Friends, acquaintances, and virtual strangers have asked me that an average of 1.5 times per day in the past week. My answer, as in most Octobers, has been, "Not this year."
In case someone reading this doesn't know, November is National Novel Writing Month. Not, as I initially typed it, National Nobel Writing Month. Most of what comes out of NaNo is, frankly, crap. But it's a good way to get in the habit of writing, and writing is a good habit to have. Especially for those of us who fancy ourselves writers.
An author has written something. A writer is writing something now. I'm an author. I want to be a writer. So I need to write. So why not NaNo? Because I have this awful mental image of someone reading what I've written and saying, "You wrote this in NaNo, didn't you?"
I'm also afraid to sign up for NaNo because real life has me by the short hairs right now. (Actually, all my hairs are short now, thanks to a series of haircuts over the past few months. But be that as it may.) My husband used to feed the critters, collect the eggs, keep some clean laundry available at all times, and handle routine household maintenance and repairs. Now that he's gone, my sons and I are figuring out how things work. Or don't work, as the case may be. Yesterday, for example a blow-out bladder exploded in my clean-out vent.
A blow-out bladder is a heavy-gauge rubber balloon that is screwed to the end of a garden hose, then slid into the clean-out vent between the house and the septic tank. It has, or is supposed to have, a tiny hole at the other end from the garden hose. The theory is that running water into the bladder will first expand the balloon until it seals the drain pipe, then jet water fiercely through the tiny hole at the blockage until the blockage gives way.
Our older bladder was lent out and never returned, so when snaking the drain became more of an exercise in frustration than anything else, we went to Ace and bought a new bladder. Yes, I did get the big one designed to fit this size of pipe. No, I didn't check to see that the tiny hole existed. Evidently, it didn't. The resulting geyser was spectacularly unpleasant.
At least Ace returned my money without quibbling.
The second bladder induced drainage, but this morning the toilet went bloopbloopbloop when the tub drained, which means something is still wrong. The septic pump, which is essential because we had to install a raised septic drain field, might be going bad. The pump itself cost under $150 last time it was replaced, but replacing it means calling the honey truck to drain the septic tank so the pump motor can be reached.
Yes, that small tank of sloshing sewage really is called a honey truck. And they say writers are creative.

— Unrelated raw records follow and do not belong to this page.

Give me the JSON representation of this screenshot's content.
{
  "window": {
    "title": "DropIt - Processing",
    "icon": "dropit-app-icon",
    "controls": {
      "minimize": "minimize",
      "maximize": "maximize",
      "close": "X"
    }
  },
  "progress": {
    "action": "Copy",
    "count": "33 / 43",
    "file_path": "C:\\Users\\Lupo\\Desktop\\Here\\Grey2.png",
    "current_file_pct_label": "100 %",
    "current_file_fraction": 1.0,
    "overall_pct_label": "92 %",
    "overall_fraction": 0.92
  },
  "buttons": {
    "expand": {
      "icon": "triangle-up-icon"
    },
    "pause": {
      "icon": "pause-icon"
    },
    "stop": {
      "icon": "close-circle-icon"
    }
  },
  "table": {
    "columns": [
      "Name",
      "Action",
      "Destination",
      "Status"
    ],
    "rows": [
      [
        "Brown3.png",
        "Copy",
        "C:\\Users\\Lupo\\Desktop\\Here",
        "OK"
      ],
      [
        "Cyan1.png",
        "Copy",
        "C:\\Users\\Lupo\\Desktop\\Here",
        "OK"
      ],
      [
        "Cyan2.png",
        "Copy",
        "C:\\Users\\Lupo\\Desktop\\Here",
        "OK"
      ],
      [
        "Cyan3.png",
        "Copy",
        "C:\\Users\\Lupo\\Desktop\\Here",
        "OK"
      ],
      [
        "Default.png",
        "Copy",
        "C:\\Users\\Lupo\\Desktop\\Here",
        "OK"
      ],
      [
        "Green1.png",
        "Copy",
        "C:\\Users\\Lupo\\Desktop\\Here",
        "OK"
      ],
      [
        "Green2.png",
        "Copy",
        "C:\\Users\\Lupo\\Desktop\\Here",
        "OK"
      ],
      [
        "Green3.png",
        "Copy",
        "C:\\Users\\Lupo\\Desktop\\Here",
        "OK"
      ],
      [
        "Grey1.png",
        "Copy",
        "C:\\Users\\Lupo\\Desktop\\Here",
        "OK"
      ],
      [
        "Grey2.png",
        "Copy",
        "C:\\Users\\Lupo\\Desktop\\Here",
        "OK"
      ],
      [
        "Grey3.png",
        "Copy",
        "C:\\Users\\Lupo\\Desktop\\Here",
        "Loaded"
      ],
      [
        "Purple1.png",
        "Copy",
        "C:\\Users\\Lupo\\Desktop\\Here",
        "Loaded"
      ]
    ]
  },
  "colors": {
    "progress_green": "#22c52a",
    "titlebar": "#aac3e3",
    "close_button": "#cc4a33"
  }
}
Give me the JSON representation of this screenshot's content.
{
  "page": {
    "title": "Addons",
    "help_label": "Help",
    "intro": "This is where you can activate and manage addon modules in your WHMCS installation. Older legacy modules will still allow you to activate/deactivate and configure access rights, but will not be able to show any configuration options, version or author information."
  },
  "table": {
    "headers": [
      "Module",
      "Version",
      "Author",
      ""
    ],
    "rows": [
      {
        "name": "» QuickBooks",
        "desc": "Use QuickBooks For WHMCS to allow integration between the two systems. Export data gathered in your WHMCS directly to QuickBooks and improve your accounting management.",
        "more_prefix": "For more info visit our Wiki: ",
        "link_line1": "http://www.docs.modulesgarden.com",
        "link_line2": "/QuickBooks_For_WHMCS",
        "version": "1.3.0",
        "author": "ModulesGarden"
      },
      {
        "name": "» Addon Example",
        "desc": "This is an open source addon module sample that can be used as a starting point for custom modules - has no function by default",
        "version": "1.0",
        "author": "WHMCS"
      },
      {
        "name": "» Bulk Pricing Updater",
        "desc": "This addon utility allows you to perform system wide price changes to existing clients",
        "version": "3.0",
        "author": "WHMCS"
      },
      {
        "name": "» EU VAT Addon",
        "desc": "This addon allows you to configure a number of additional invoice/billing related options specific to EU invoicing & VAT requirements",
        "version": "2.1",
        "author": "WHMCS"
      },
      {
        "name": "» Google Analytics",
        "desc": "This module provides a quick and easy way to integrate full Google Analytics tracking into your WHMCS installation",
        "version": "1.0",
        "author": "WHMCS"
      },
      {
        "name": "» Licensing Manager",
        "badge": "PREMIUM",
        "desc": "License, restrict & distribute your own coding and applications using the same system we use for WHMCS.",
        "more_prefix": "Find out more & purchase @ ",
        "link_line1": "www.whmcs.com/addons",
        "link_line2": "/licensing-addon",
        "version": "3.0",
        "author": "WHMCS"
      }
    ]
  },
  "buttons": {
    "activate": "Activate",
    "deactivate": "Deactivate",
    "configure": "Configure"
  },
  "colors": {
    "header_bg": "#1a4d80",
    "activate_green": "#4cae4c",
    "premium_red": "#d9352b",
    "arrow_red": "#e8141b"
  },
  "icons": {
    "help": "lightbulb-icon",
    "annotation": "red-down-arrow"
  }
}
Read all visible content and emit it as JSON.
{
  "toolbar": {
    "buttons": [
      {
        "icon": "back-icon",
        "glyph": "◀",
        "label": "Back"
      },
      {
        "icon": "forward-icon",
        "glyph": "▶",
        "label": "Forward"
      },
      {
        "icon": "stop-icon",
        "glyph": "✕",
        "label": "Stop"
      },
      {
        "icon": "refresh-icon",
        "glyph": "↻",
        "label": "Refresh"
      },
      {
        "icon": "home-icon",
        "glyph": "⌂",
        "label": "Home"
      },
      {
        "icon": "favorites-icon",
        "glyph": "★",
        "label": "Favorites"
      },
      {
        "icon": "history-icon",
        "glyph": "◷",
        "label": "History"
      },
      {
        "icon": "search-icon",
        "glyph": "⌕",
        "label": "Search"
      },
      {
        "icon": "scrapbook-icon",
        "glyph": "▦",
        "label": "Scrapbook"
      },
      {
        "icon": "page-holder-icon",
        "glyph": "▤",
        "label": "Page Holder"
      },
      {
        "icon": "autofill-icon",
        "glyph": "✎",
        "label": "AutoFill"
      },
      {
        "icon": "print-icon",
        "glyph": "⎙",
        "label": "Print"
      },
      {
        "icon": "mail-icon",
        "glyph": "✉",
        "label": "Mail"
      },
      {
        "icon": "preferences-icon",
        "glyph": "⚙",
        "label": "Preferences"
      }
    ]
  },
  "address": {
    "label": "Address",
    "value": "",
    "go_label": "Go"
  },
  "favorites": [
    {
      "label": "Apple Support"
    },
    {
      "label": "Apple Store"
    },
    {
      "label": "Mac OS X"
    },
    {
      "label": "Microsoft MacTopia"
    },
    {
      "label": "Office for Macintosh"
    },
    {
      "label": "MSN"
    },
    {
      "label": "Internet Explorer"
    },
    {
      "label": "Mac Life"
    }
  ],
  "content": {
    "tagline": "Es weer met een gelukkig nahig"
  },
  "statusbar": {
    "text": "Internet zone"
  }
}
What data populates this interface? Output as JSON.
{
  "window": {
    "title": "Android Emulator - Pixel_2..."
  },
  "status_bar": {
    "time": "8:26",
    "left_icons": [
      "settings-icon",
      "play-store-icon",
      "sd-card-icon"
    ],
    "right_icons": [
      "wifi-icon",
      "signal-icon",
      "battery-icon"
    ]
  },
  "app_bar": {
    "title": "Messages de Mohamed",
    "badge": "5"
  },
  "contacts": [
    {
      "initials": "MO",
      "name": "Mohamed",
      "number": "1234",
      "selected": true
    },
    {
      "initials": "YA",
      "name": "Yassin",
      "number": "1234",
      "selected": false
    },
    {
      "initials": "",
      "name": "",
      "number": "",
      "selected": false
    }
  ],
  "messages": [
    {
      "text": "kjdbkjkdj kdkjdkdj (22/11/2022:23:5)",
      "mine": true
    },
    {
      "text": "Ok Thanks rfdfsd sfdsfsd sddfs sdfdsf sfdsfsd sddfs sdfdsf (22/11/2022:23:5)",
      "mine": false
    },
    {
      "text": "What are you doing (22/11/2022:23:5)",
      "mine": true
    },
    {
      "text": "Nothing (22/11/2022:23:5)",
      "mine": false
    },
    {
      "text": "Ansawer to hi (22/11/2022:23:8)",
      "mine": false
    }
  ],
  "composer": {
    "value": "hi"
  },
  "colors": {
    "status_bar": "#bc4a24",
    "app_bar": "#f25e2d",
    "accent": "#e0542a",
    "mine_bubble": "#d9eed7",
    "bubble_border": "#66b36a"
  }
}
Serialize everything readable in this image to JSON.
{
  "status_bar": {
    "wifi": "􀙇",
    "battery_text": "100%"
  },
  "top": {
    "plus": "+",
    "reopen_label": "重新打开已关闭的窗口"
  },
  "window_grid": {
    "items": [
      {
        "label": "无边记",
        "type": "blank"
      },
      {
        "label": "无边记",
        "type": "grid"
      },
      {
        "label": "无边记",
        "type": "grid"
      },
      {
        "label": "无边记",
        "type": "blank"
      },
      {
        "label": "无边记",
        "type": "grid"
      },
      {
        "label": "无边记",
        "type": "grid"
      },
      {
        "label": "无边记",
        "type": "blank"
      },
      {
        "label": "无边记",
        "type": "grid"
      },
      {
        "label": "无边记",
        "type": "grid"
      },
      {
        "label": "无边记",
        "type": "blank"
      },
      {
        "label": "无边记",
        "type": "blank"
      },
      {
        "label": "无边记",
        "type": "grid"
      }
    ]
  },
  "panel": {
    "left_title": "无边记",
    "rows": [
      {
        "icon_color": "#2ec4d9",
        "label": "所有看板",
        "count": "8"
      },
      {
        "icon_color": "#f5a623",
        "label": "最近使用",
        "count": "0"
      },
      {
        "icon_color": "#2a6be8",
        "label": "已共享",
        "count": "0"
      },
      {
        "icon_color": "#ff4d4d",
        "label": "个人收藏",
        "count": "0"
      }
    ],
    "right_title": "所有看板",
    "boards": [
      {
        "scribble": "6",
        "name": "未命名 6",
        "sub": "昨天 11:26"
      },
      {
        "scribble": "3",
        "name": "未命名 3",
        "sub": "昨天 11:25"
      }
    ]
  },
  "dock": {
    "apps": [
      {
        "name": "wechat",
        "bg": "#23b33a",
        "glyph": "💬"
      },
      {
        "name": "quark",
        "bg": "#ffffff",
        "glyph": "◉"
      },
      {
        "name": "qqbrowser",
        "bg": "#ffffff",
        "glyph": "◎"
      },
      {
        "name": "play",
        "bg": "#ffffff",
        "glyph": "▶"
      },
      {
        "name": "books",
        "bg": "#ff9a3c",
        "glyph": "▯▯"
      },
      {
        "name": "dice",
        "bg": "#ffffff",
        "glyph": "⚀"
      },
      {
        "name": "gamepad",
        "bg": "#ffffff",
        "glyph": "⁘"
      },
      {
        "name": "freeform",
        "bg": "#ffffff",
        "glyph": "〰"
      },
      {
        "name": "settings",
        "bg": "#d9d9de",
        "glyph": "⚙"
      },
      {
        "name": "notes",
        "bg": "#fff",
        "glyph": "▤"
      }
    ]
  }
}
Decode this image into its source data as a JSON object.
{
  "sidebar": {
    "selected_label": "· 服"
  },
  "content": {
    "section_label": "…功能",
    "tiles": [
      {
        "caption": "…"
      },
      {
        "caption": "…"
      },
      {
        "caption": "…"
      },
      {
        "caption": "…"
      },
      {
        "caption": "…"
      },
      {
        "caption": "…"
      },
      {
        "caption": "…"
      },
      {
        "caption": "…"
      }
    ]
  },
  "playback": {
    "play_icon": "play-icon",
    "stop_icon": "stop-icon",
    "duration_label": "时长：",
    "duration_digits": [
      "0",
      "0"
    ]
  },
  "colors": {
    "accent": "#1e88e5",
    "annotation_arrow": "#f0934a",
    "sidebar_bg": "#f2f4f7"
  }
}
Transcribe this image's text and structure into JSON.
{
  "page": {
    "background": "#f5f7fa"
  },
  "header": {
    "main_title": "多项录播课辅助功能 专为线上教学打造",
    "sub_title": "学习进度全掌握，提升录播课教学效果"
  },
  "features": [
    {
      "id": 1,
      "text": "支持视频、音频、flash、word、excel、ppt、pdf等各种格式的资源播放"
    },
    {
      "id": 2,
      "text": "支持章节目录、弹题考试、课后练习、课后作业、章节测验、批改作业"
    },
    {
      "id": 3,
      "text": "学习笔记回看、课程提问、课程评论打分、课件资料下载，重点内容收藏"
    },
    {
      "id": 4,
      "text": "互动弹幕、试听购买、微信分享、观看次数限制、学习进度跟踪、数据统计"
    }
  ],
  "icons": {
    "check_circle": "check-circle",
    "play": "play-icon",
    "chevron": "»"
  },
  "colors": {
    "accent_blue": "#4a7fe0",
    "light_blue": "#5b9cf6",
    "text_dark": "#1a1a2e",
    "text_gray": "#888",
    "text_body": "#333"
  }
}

Or the pump could be good but could be getting insufficient juice to run on. The wiring to it is ... let's call it "creative." We've already established that plumbers are creative, right? Well so are electricians: in my house, turning out the back porch light means hearing the toilet go bloopbloopbloop until someone remembers to turn on the back porch light again. Anyhow, the porch light is on, so that's not the problem.
And it's not like the plumbing is the only thing pulling at the focus of my attention. The AC faltered several times over this past summer. While my husband managed keep it running, or kept getting it back to running, he admitted he wouldn't be able to keep it going through this next summer. And, as mentioned before, he's not going to be there to try. So research on alternatives has taken up some time and will continue to take time.
And there's the day job. The day job is not going well.
And I saw my doctor, who wanted to know why I haven't had last year's colonoscopy yet. It's not that I'm reluctant to have it done, especially having read Dave Barry's description. It's that I'd need a ride home afterward, and my sons are both on learner's permits, and I don't want to ask anyone with a license to give me a ride because my house looks like Smaug's cavern would if Smaug had to buy all his mathoms on an income like mine. Which adds the need for housecleaning to the reasons I can't spare time for NaNo.
And that's a stupid reason, because over the past several weeks we've been housecleaning from the time garbage gets picked up on Friday afternoon until the maximum number of containers is full and lined up by the road--which is usually Saturday or Sunday. Eventually, maybe even by the end of the year, we might produce enough of an effect to notice. Meanwhile, I have five days of the week left to NaNo in.
So why not NaNo? Writing has always been my escape valve. Every November, I meet with various NaNo groups a couple of times a week to write. These sessions are fun and productive. Note that the NaNo Rebels like me don't start a new novel to write in that month; we have plenty of started works to finish up instead. But...what if someone says, "You wrote this in NaNo, didn't you?"
Excuse me, the chickens are calling.